Neue Standardvertragsklauseln: Die Übermittlung von personenbezogenen Daten ins Ausland ist inzwischen keine Seltenheit. Sie gehört mittlerweile vielmehr zur Praxis. Dabei ist – insbesondere bei der Übermittlung der Daten ins nicht europäische Ausland – wichtig, dass in dem Land, in dem die personenbezogenen Daten verarbeitet werden, das Schutzniveau der DSGVO gewährleistet wird.
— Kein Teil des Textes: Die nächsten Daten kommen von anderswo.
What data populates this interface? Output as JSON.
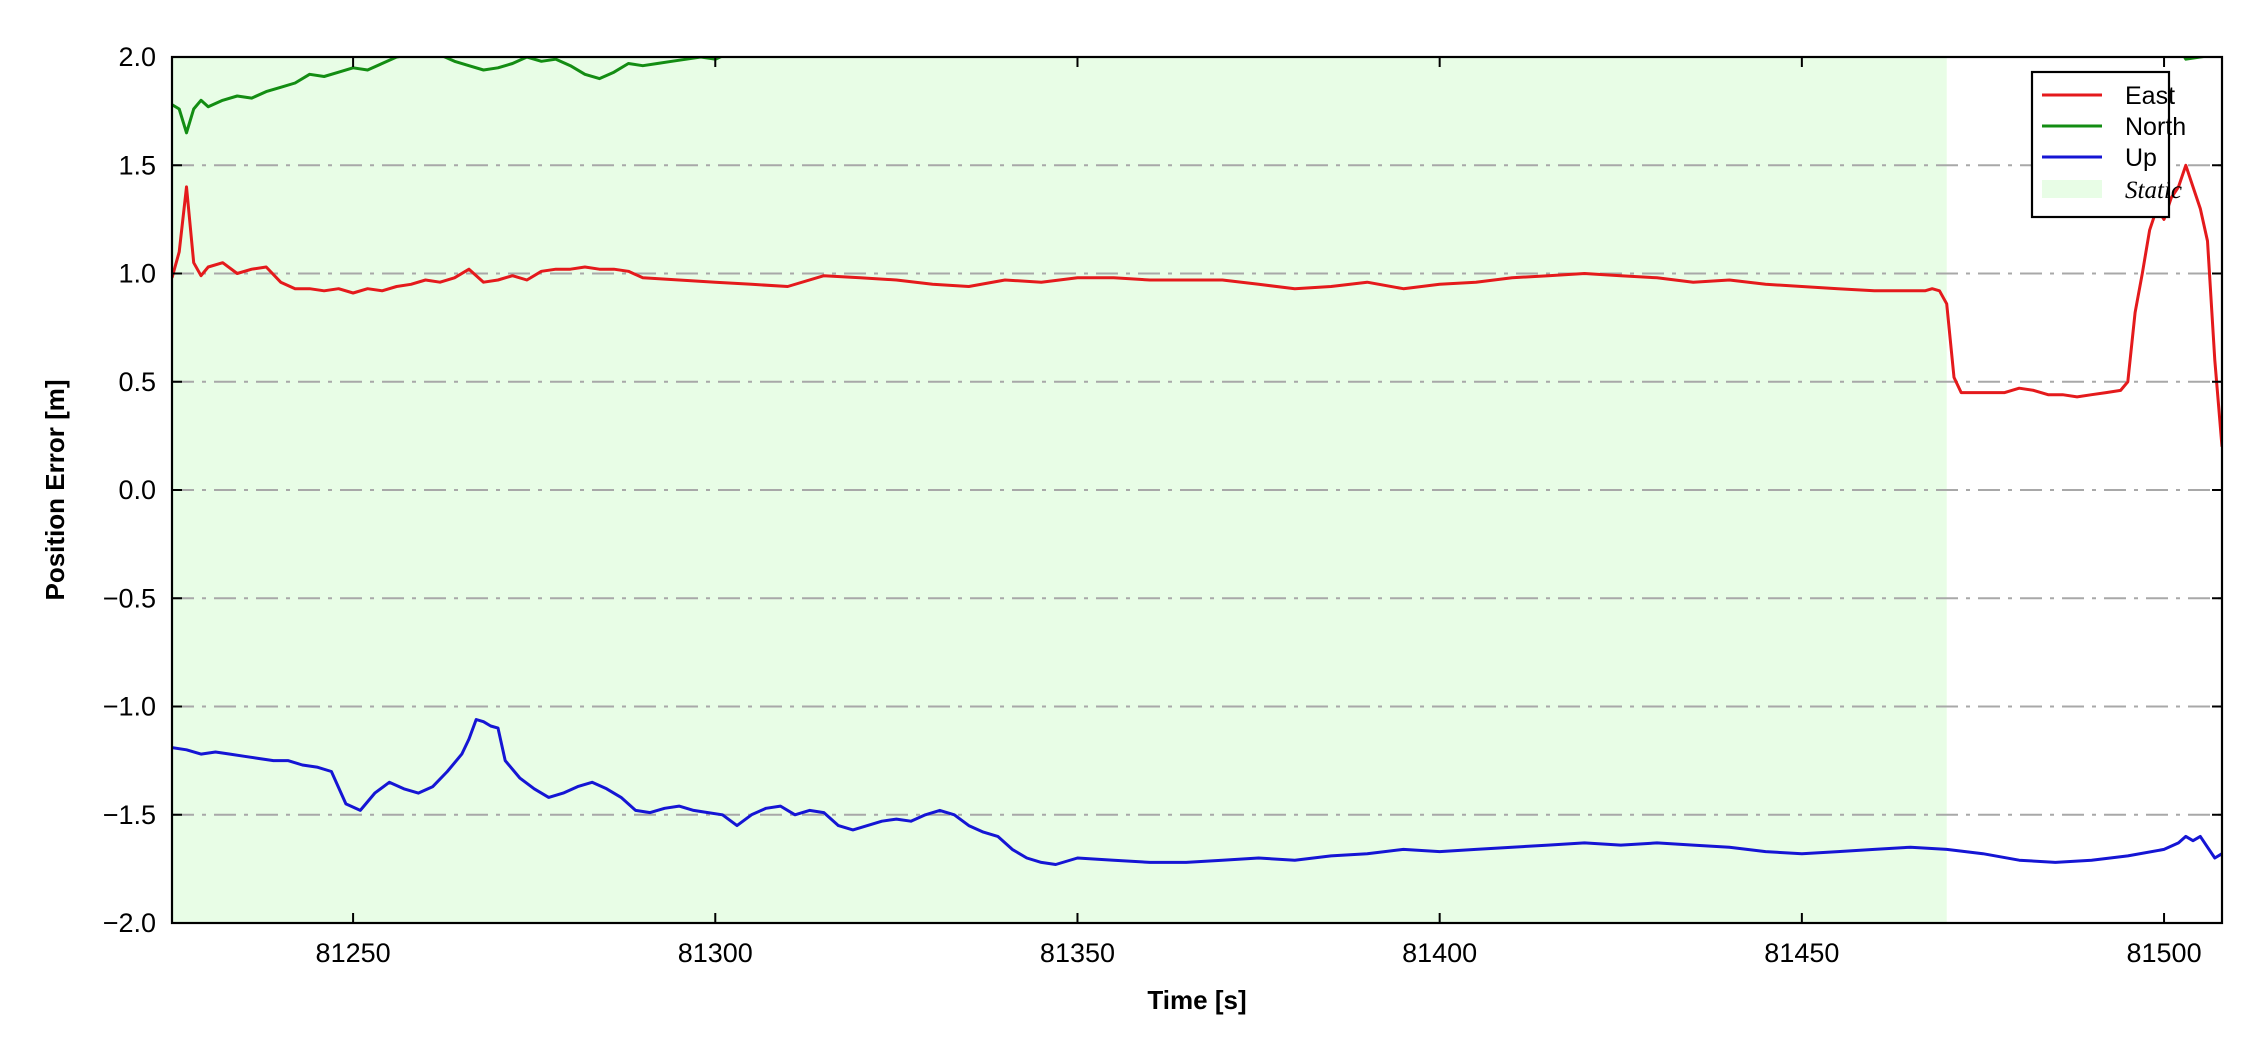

Das sollen u.a. die Standardvertragsklauseln sicherstellen.
Seit dem 27. Dezember 2022 müssen die bestehenden Verträge zwischen Verantwortlichen und Auftragsverarbeitern etc. auf neue Standardvertragsklauseln umgestellt worden sein. In diesem Blogbeitrag gehen wir näher auf die Frage ein, welche Konsequenzen daraus für europäische Unternehmen mit Vertragspartnern in Drittstaaten wie den USA resultieren.
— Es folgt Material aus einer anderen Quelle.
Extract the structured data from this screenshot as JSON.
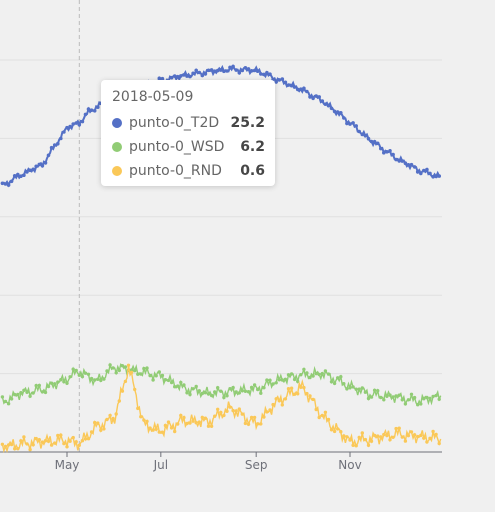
{
  "chart_data": {
    "type": "line",
    "title": "",
    "xlabel": "",
    "ylabel": "",
    "x_ticks": [
      "May",
      "Jul",
      "Sep",
      "Nov"
    ],
    "x_range": [
      "2018-03-20",
      "2018-12-31"
    ],
    "ylim": [
      0,
      30
    ],
    "grid": true,
    "pointer_date": "2018-05-09",
    "series": [
      {
        "name": "punto-0_T2D",
        "color": "#5470c6",
        "x": [
          "2018-03-20",
          "2018-04-01",
          "2018-04-15",
          "2018-05-01",
          "2018-05-09",
          "2018-05-15",
          "2018-06-01",
          "2018-06-15",
          "2018-07-01",
          "2018-07-15",
          "2018-08-01",
          "2018-08-15",
          "2018-09-01",
          "2018-09-15",
          "2018-10-01",
          "2018-10-15",
          "2018-11-01",
          "2018-11-15",
          "2018-12-01",
          "2018-12-15",
          "2018-12-31"
        ],
        "values": [
          20.4,
          21.2,
          22.0,
          24.8,
          25.2,
          26.0,
          27.3,
          27.9,
          28.4,
          28.8,
          29.1,
          29.3,
          29.2,
          28.5,
          27.7,
          26.8,
          25.2,
          23.8,
          22.5,
          21.6,
          21.0
        ]
      },
      {
        "name": "punto-0_WSD",
        "color": "#91cc75",
        "x": [
          "2018-03-20",
          "2018-04-01",
          "2018-04-15",
          "2018-05-01",
          "2018-05-09",
          "2018-05-20",
          "2018-06-01",
          "2018-06-10",
          "2018-06-20",
          "2018-07-01",
          "2018-07-15",
          "2018-08-01",
          "2018-08-15",
          "2018-09-01",
          "2018-09-15",
          "2018-10-01",
          "2018-10-15",
          "2018-11-01",
          "2018-11-15",
          "2018-12-01",
          "2018-12-15",
          "2018-12-31"
        ],
        "values": [
          3.8,
          4.5,
          4.8,
          5.6,
          6.2,
          5.4,
          6.5,
          6.3,
          6.1,
          5.8,
          4.9,
          4.5,
          4.6,
          4.8,
          5.5,
          5.9,
          6.0,
          5.0,
          4.4,
          4.2,
          3.9,
          4.3
        ]
      },
      {
        "name": "punto-0_RND",
        "color": "#fac858",
        "x": [
          "2018-03-20",
          "2018-04-01",
          "2018-04-15",
          "2018-05-01",
          "2018-05-09",
          "2018-05-20",
          "2018-06-01",
          "2018-06-10",
          "2018-06-20",
          "2018-07-01",
          "2018-07-15",
          "2018-08-01",
          "2018-08-15",
          "2018-09-01",
          "2018-09-15",
          "2018-10-01",
          "2018-10-15",
          "2018-11-01",
          "2018-11-15",
          "2018-12-01",
          "2018-12-15",
          "2018-12-31"
        ],
        "values": [
          0.4,
          0.6,
          0.8,
          0.9,
          0.6,
          1.9,
          2.6,
          6.5,
          2.1,
          1.6,
          2.4,
          2.3,
          3.4,
          2.1,
          3.9,
          5.0,
          2.6,
          0.8,
          1.0,
          1.4,
          1.2,
          1.0
        ]
      }
    ]
  },
  "tooltip": {
    "date": "2018-05-09",
    "rows": [
      {
        "name": "punto-0_T2D",
        "value": "25.2",
        "color": "#5470c6"
      },
      {
        "name": "punto-0_WSD",
        "value": "6.2",
        "color": "#91cc75"
      },
      {
        "name": "punto-0_RND",
        "value": "0.6",
        "color": "#fac858"
      }
    ]
  }
}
Die DSGVO gilt nicht in Drittstaaten. Eines dieser Drittstaaten sind die USA. Es ist gleichwohl erforderlich und zwingend, dass das Schutzniveau der DSGVO gewahrt wird, soweit personenbezogene Daten im Anwendungsbereich der DSGVO ganz oder teilweise in Drittstaaten verarbeitet werden. Das US-amerikanische Recht kennt und kannte jedoch kein Pendant zum europäischen Datenschutzrecht, sodass betroffenen Unternehmen das Übertragen, Speichern und sonstige Verarbeiten der personenbezogenen Daten ihrer Kunden in den USA grundsätzlich untersagt war (vgl. aber Art. 26 Abs. 2 u. 4 der Datenschutzrichtlinie 95/46/EG). Deshalb wurde das sog. „Safe-Harbor“-Verfahren ins Leben gerufen.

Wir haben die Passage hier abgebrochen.